En cette année 2013, une fois n’est pas coutume (l’effet des quarante ans ?), de nombreux articles, y compris sur internet, paraissent. Trois livres accompagnent ce sinistre anniversaire : Jean Sénac, poète et martyr (Seuil, 2013), une biographie de Bernard Mazo ; la réédition (collection Point, éd. du Seuil, 2013) en format poche de Pour une terre possible, qui avait paru aux éditions Marsa, en 1999, et qui comprend huit recueils poétiques inédits, ainsi que d’autres écrits, textes politiques, témoignages, critiques littéraires et d’art, correspondances, en majorité inédits, rassemblés, annotés, préfacés et accompagnés de jalons biographiques et d’une bibliographie de Hamid Nacer-Khodja ; ainsi que, Citoyen du volcan.
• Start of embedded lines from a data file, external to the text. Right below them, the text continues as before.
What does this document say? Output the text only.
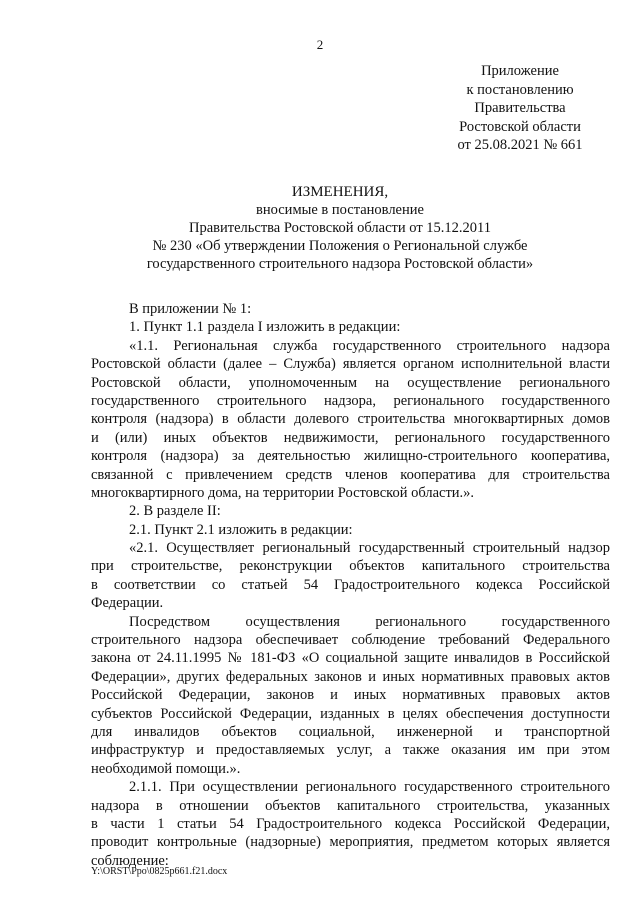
2
Приложение
к постановлению
Правительства
Ростовской области
от 25.08.2021 № 661
ИЗМЕНЕНИЯ,
вносимые в постановление
Правительства Ростовской области от 15.12.2011
№ 230 «Об утверждении Положения о Региональной службе
государственного строительного надзора Ростовской области»
В приложении № 1:
1. Пункт 1.1 раздела I изложить в редакции:
«1.1. Региональная служба государственного строительного надзора
Ростовской области (далее – Служба) является органом исполнительной власти
Ростовской области, уполномоченным на осуществление регионального
государственного строительного надзора, регионального государственного
контроля (надзора) в области долевого строительства многоквартирных домов
и (или) иных объектов недвижимости, регионального государственного
контроля (надзора) за деятельностью жилищно-строительного кооператива,
связанной с привлечением средств членов кооператива для строительства
многоквартирного дома, на территории Ростовской области.».
2. В разделе II:
2.1. Пункт 2.1 изложить в редакции:
«2.1. Осуществляет региональный государственный строительный надзор
при строительстве, реконструкции объектов капитального строительства
в соответствии со статьей 54 Градостроительного кодекса Российской
Федерации.
Посредством осуществления регионального государственного
строительного надзора обеспечивает соблюдение требований Федерального
закона от 24.11.1995 № 181-ФЗ «О социальной защите инвалидов в Российской
Федерации», других федеральных законов и иных нормативных правовых актов
Российской Федерации, законов и иных нормативных правовых актов
субъектов Российской Федерации, изданных в целях обеспечения доступности
для инвалидов объектов социальной, инженерной и транспортной
инфраструктур и предоставляемых услуг, а также оказания им при этом
необходимой помощи.».
2.1.1. При осуществлении регионального государственного строительного
надзора в отношении объектов капитального строительства, указанных
в части 1 статьи 54 Градостроительного кодекса Российской Федерации,
проводит контрольные (надзорные) мероприятия, предметом которых является
соблюдение:
Y:\ORST\Ppo\0825p661.f21.docx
Épitaphe pour Jean Sénac (Atelier de création libertaire, 2013), de Max Leroy ; sans oublier l’ouvrage collectif, sous la direction d’Hamid Nacer-Khodja, Tombeau pour Jean Sénac (éditions Aden, 2013).
De ces livres, découle un constat : on ne ressort pas indemne de la lecture de Jean Sénac, ce «poète algérien de graphie française», ainsi qu’il se définissait lui-même, qui fut assassiné dans sa cave-vigie d’Alger, frappé par cinq coups de couteau en pleine poitrine. Vingt ans avant que Tahar Djaout et Youcef Sebti, deux poètes de ses amis, soient à leur tour, victimes du terrorisme islamiste. Le premier, tué de deux balles dans la tête le 26 mai 1993. Le deuxième, égorgé dans la nuit du 27 au 28 décembre 1993. Jean Sénac fut le premier martyr d’une horrible liste. Les Français ne lui pardonnaient pas d’avoir été membre du FLN pendant la guerre d’indépendance et d’avoir choisi l’Algérie ; et le pouvoir algérien supportait mal ses positions très critiques à l’égard du système bureaucratique en place. Jean Sénac était un homme parfaitement indésirable, en somme, mais pas seulement pour le pouvoir. Il dérangeait beaucoup plus de monde. Il était un scandale permanent. Son audience auprès de la jeunesse, sa vie, sa vie sexuelle surtout, sa liberté de parole en matière politique ou culturelle, les répercussions à l’étranger de ses jugements sur l’Algérie en faisaient un personnage gênant pour beaucoup. Il y a donc plusieurs personnes ou groupes à qui le crime pouvait profiter. Cette mort, il l’a sentait rôder : pourquoi suivre cette trace –d’avance tout est conclu– quand vous laverez ma face –le soleil n’y sera plus.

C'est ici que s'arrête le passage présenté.